Whilst we await the arrival of the e reader there are a few 'real' books arriving at the moment which are more than gladdening my heart after my third annual Bookerthon, nice to feel that rising excitement again at opening books I know I will love. It's a given, there can be no doubt, I can plump up the cushions and settle down to good reading without sighing and tsking and thinking I'd better go and empty the dishwasher and perhaps when I come back the book will have improved.
The first is Becoming Queen by Kate Williams published by Hutchinson.
It was Kate's book England's Mistress which gave me such a great insight into the life of Nelson's mistress Emma Hamilton and incidentally proved a very popular book with one of my reading groups (Goldfish) from which I have temporarily lapsed but keep in touch. They have a formula for rating a book and England's Mistress had scored top for the year the last I heard.
The subtitle to Becoming Queen, How a tragic and untimely death shaped the reign of Queen Victoria. The untimely death that of Princess Charlotte, the only legitimate grandchild of King George III and at the age of just twenty-two and hours after giving birth to a stillborn son. The nation grieved and then decided she would have made an ideal Queen so they grieved even more whilst frantic searches were made for an heir.
Who'd have thought that Victoria, daughter of the Duke of Kent, would ascend to the throne and I can barely contain the excitement with the promise of an 'absorbing dramatic tale of secrets, sexual repression and endless conflict.'
It was the sheer pleasurable readability of England's Mistress that had me page-turning like crazy as I learnt about a character I knew of, but actually little of and now I can't wait for a new insight into the life of Queen Victoria. As soon as I'm back from France it's a plunge into the nineteenth century novel for me and this book will be a perfect non-fiction addition.
Another non-fiction whispering to me, The English House The Story of a Nation at Home published by Bloomsbury.The Grenvilles of nearby Buckland Abbey feature and I glimpsed a mention of the Duke of Bedford too and a whole irresistible chapter entitled A Duke's Flight of Fancy, Endsleigh Cottage. You know all about that. The book looks highly readable and informative to the extent that it will probably have me travelling the land finding all the houses mentioned.
The other book that has me turning cartwheels and I've mentioned it almost constantly of late but perhaps not described it too well, In Tearing Haste : Letters Between Deborah Devonshire and Patrick Leigh Fermor.

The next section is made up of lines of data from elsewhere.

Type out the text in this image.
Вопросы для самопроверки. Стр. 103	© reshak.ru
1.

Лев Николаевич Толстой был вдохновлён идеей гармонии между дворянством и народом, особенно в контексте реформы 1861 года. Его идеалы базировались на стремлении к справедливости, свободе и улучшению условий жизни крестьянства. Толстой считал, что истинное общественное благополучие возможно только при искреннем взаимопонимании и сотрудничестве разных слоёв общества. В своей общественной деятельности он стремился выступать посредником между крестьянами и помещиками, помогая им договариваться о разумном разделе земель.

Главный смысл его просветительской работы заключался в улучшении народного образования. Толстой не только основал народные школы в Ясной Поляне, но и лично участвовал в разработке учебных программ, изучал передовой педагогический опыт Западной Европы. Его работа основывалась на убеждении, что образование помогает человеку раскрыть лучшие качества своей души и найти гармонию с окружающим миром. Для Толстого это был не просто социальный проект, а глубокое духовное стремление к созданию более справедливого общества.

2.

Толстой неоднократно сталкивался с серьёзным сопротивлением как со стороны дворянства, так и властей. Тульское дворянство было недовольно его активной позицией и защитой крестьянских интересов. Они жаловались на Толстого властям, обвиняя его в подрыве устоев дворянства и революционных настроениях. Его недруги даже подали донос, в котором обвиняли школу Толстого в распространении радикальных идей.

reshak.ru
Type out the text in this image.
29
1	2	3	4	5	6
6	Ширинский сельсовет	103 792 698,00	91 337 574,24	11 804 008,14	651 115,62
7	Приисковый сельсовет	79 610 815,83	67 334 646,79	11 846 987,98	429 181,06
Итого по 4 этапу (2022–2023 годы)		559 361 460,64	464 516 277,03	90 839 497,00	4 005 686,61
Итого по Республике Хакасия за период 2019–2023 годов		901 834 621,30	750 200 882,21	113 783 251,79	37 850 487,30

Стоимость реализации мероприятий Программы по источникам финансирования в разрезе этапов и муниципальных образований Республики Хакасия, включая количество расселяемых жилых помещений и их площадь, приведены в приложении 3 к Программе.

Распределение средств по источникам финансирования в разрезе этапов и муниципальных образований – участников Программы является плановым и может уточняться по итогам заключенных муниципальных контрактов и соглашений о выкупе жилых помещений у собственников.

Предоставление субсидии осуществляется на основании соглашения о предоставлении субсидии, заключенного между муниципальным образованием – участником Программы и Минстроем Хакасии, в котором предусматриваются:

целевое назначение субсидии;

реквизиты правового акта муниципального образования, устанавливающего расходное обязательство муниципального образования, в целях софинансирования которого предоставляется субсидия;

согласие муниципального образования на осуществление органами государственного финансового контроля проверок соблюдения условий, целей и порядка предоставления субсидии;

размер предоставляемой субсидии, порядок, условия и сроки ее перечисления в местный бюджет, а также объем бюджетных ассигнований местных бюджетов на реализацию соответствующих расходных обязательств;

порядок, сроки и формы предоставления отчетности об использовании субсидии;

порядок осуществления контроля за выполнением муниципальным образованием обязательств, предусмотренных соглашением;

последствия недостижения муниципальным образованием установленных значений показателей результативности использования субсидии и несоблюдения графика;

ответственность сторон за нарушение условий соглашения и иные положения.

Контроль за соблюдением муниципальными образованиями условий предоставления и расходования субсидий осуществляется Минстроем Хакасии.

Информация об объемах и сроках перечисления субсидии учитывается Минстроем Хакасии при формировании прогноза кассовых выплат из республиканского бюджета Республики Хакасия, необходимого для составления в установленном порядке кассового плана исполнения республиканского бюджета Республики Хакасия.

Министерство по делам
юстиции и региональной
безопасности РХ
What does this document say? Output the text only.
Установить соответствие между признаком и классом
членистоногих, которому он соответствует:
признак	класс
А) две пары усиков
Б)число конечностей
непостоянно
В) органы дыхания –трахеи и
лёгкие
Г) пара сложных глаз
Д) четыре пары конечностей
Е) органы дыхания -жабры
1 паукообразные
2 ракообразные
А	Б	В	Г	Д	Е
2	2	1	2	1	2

My love for a book of letters knows no bounds and this makes a up fine trilogy. Decca, then Letters Between Six Sisters and now this one. Deborah Devonshire the last surviving Mitford sister and Patrick Leigh Fermor that travel writer extraordinaire. Diligent but different correspondents both and this collection is shaping up into the most enjoyable reading,
'There can rarely have been such contrasting styles: Debo, unashamed philistine and self-professed illiterate, darts from subject to subject, dashing off letters but hitting the nail on the head again and again without even looking, while Paddy, polyglot, widely-read prose virtuoso, replies in his characteristic fluent, polished manner.'
I've been trying to think of another book of letters published while both correspondents are still alive and I can't, can you?
Perhaps that makes this collection quite unusual?
Of course there was also rather a nice venue available for the book launch too, a fascinating interview with Deborah Devonshire here and worth mentioning the ongoing success of Counting my Chickens published by Long Barn Books which has sold upwards of 90,000 copies so my source, the horse's mouth in fact, informs me.